I am trying to set up two LCD screens on top of one another vertically. And it looks like the resolution would be 3840 tall and 1080 wide. What gear would I need to to this to make it look right. I am using a pair of NEC that have matrix built in, but it looks like it is stretching it.


----------



## metti (Aug 16, 2011)

What are you using to feed them content. Most media servers or video playback programs can handle the processing for you but it all depends on where the content is coming from.


----------



## Jayfears (Aug 17, 2011)

I can use many different things (computer, BluRay). But I was hoping to keep it simple. 

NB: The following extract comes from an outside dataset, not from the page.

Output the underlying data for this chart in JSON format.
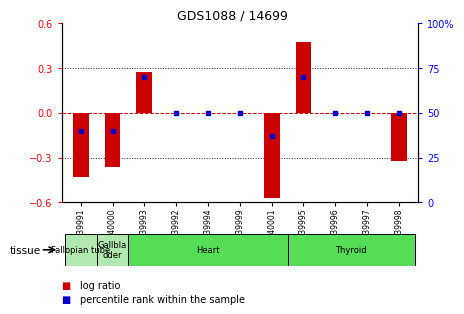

Was thinking of feeding it from a DVD player. The NEC have built in video wall, but I'm not sure if the resolution will be right. What would suggest for the easiest set up?


----------



## museav (Aug 17, 2011)

What are you trying to do? It sounds like you are taking two portrait mode displays and tiling them, which is going to result in what is effectively a single display with the 1080x3840 resolution and 9:32 format image you noted. I've never tried or seen a tile matrix with portrait mode displays, much less one that is two displays high and one wide, so I do not know for sure what will happen. However, if it works then I assume the content, or at least the portion of it you want to display, would need to be 1080x3840 resolution or it will be manipulated to fit that resolution and format. So feed the displays a 1920x1080, 16:9 signal and they will probably either zoom in on the center 304x1080 portion of the original image and scale that to 1080x3840 or will squeeze the original 1920 horizontal resolution of the image to 1080 while stretching the original 1080 vertical resolution to 3840. If you want anything beyond that you will likely have to look at an external processor rather than relying on the tile matrix functionality.


----------



## metti (Aug 17, 2011)

How are you going to use a DVD or BluRay player to feed content of such a non-standard aspect ration/resolution? Something like a Datapath x4 would allow you to do all the processing you need with a dedicated piece of hardware instead of relying on the source computer but you would still need to feed it content of the correct dimensions.


----------